Business Standard

Gas price rise: Lot of hot air

Clarity on input prices for fertiliser companies awaited; impact on power companies not meaningful

Jitendra Kumar GuptaUjjval Jauhari Mumbai
Though gas price has been raised, concerns for plants and fertiliser makers are not over. Experts say gas availability could take two-three years to improve. And, because of the rise from $4.2 to $8.4 a mmbtu, it will hurt power producers and fertiliser makers.

Fertiliser
Fertiliser being politically sensitive, pass-on of the price would mean extra burden on farmers or the government will have to bear additional (subsidy) burden, as high as Rs 8,300 crore.

Even if it bears the subsidy, companies will see a rise in working capital requirement leading to higher interest costs. CRISIL Research sees 30-40 basis points dip in net profit margin for urea makers. In terms of operating profit, there seems no impact up to the cut-off levels as the fuel costs are a pass-through (cut-off levels at 110 per cent of capacity). Beyond the cut-off, manufacturers make more profits as the subsidy gets linked to import parity price (IPP) and the gas costs are not pass-through. Thus, for output above cut-off, India ratings sees a dip in operating profit margins from 46 to 12 per cent. (Click for charts)
 
For Tata Chemicals, they say profitability above cut-off can see Ebitda margins dip to 22 per cent from 54 per cent (considering IPP at $335 a mt and rupee-dollar rate at 60). However S P Tulsian says gas availability will get a boost. Even capacity utilisations will increase and many naphtha-based capacities will shift to more profitable gas-based output. Also, since the government is looking at cutting the subsidy on urea, it may increase urea prices after elections. This has raised optimism and that government has not fixed the input gas prices, raising the expectation it may accede to the fertiliser sector's request of fixing input prices at $6.7.

Stocks of urea players National Fertilisers, RCF, Chambal Fertilisers and Tata Chemicals have reacted positively. Kalpesh Thanki, analyst, Sharekhan, says stocks had corrected 50-60 per cent and valuations have become attractive.

Power
In May 2013, gas-based power plants saw their PLF (plant load factor) fall to 29 per cent against 50.3 per cent a year ago. The largest company, NTPC, with 3,955 Mw of gas-based capacity, saw its PLF for plants drop to 44.2 per cent in May 2013 from 70 per cent last year. Industry estimates suggests of 18,800 Mw capacity, 15,000 Mw is sitting idle and 3,000 Mw running risk of defaults. Lanco Infratech, GMR and GVK are facing difficulties due to lack of gas availability.

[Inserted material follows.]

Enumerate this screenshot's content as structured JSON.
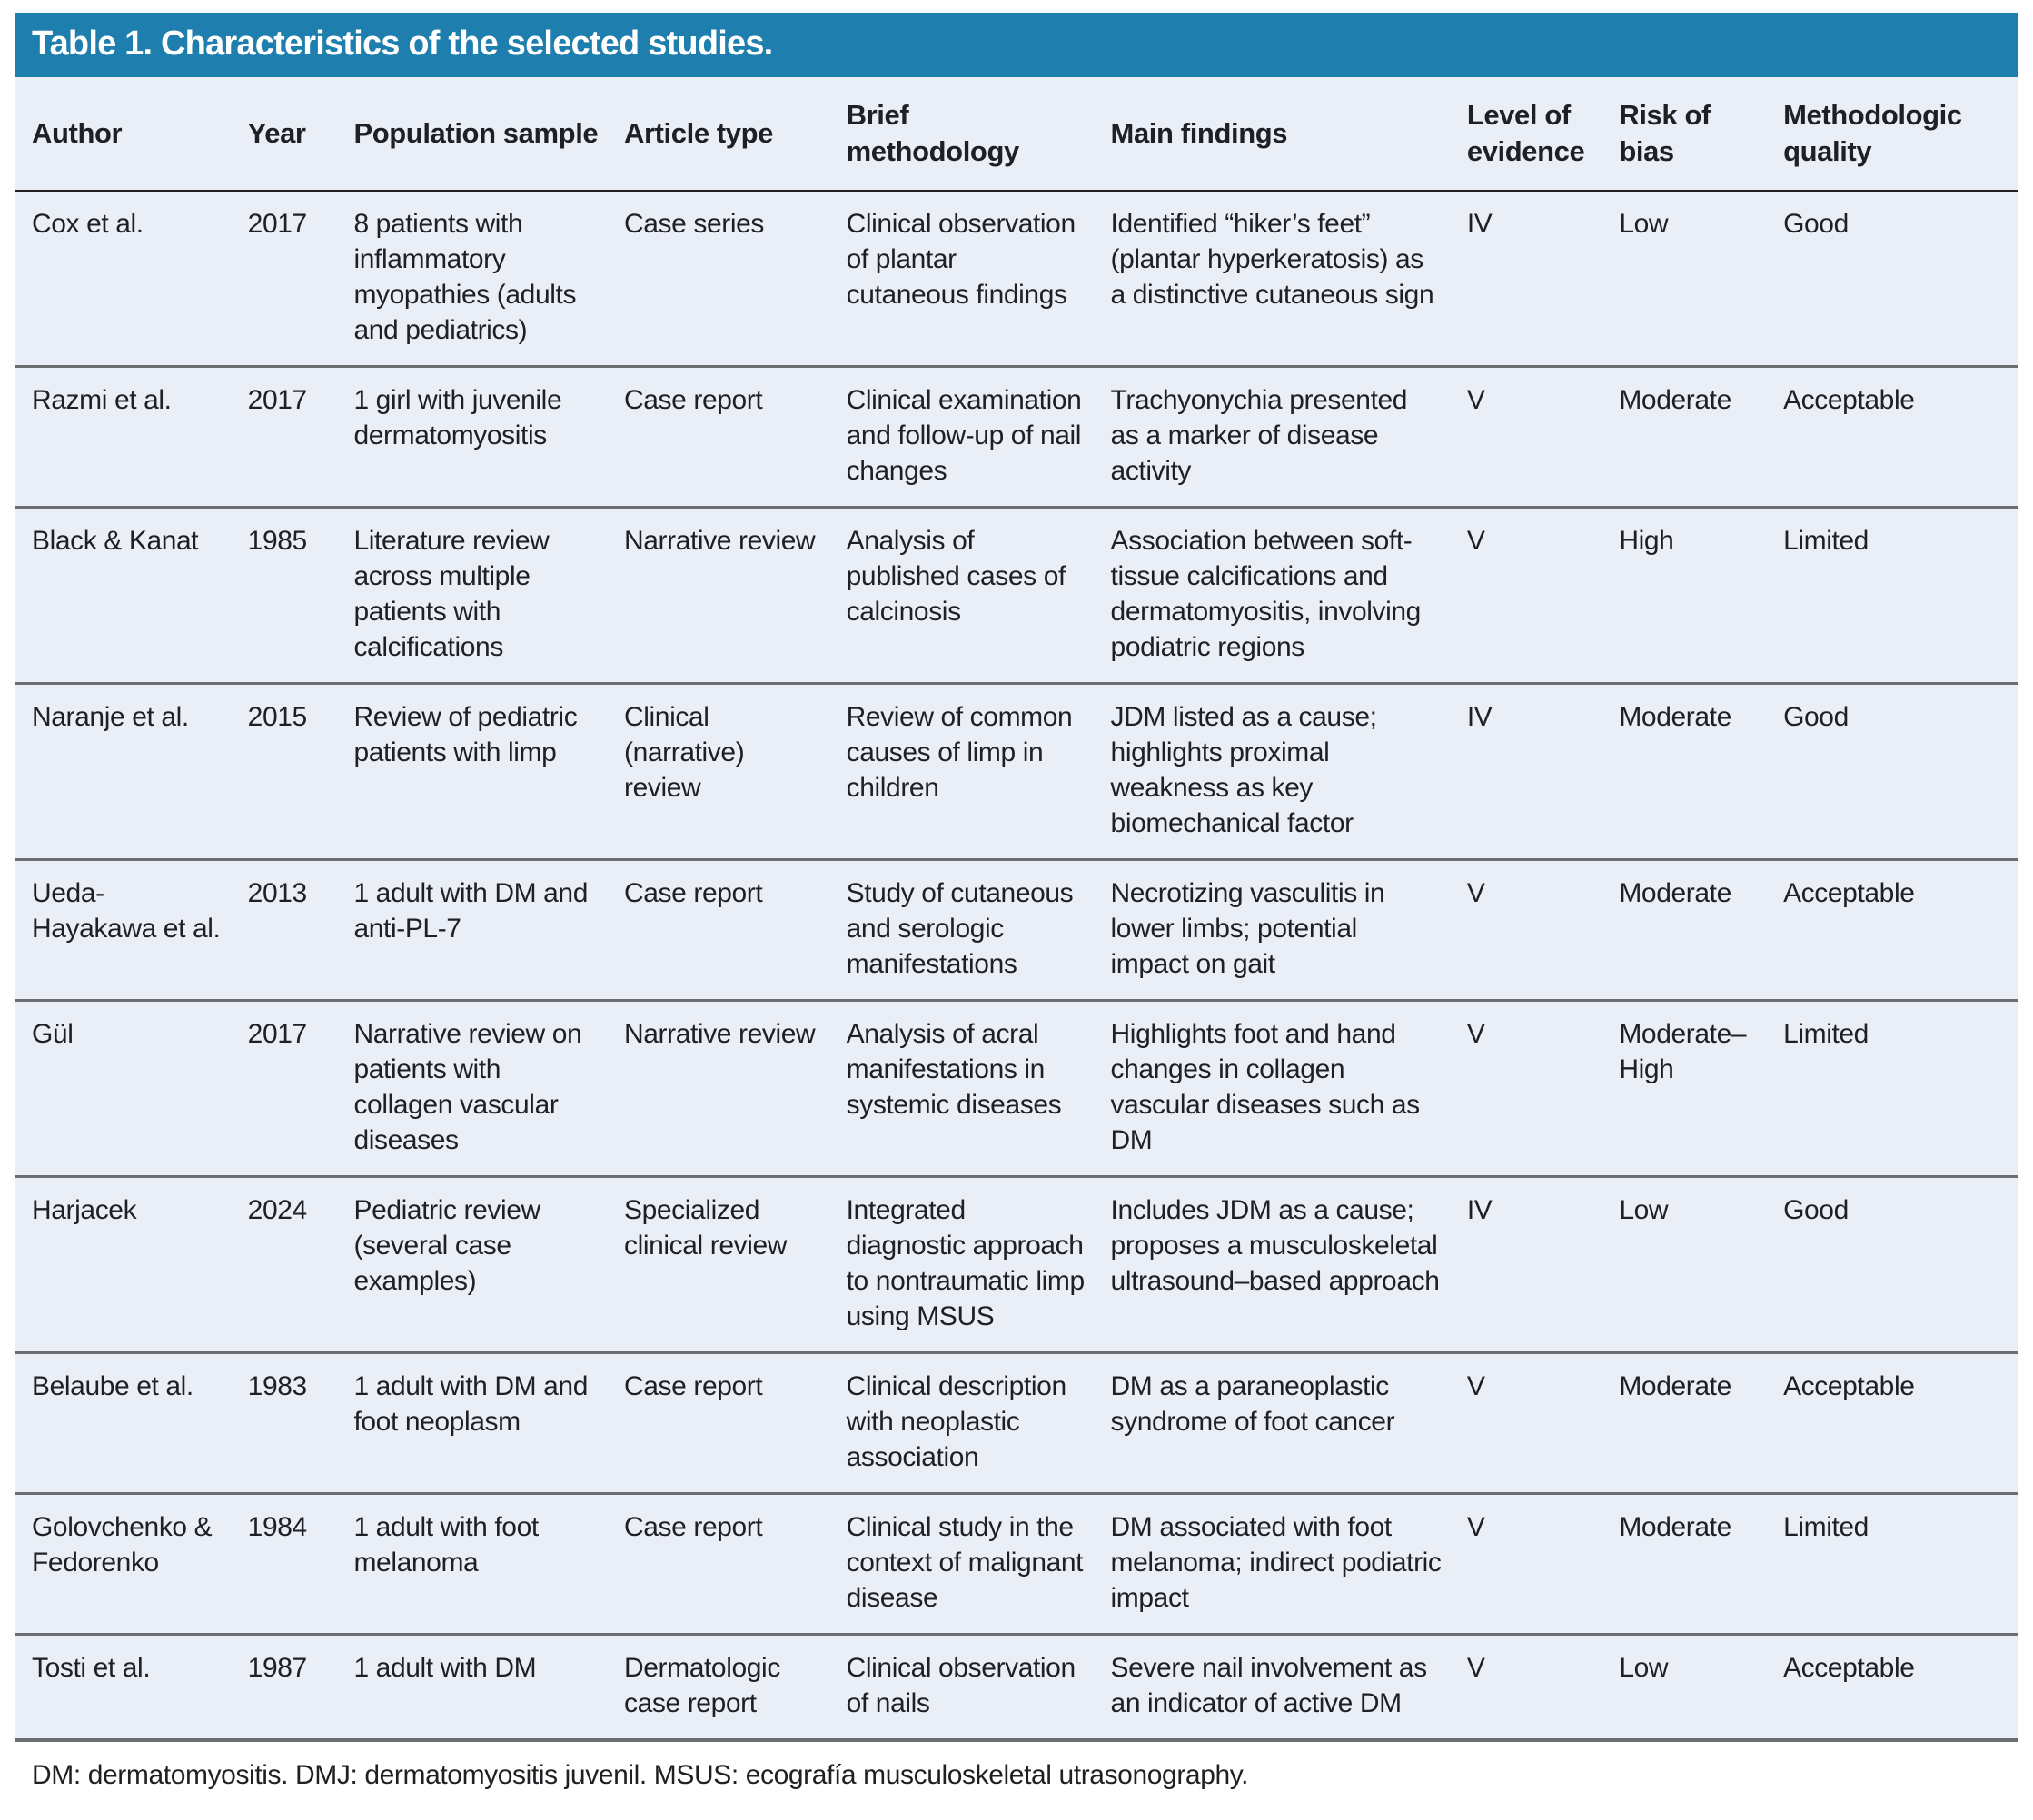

Even at current utilisation of about 29 per cent, the cost of power through gas is as high as Rs 6 a unit (landed costs plus fixed charges). The new gas price at $8.4 would mean significant increase in cost of power. "Overall, cost of gas-based power generation (at delivered cost of $9.5 per mmbtu) is estimated at Rs 5.5 a unit that reflects a sharp rise of 47 per cent over the power generated with gas at currently prevailing delivered cost of $5.5 a mmbtu," said K Ravichandran of ICRA.

Analysts say the new price a unit for gas-based power plants will work out to be 85 per cent higher compared to domestic coal-based power. However, the impact of this on the profitability of companies will be limited as they have cost-plus-return purchase power agreements (PPAs) with distribution companies (discoms). But, if discoms become reluctant to offtake costlier power, it would expose companies to the risk of underrecoveries of the fixed charges. "The operations for certain companies, who operate in either merchant mode or on fixed-tariff under short-term PPAs, will be affected. More, such plants would also be exposed to the lowest priority in domestic gas availability," said an analyst with ICRA.

Though higher gas prices may lead to better availability in the long run, there are apprehensions about viability. "Even if the gas availability increases, at the current price, the gas-based plants do not have competitive price advantages, which means the risk of offtake continues to remain and has increased. Discoms buy power based on merit order dispatch, thus they will buy high-cost gas-based power only if demand for coal-based capacity is already met or if there is demand from industrial consumers willing to pay higher rate," said Salil Garg, director - corporates, India Ratings.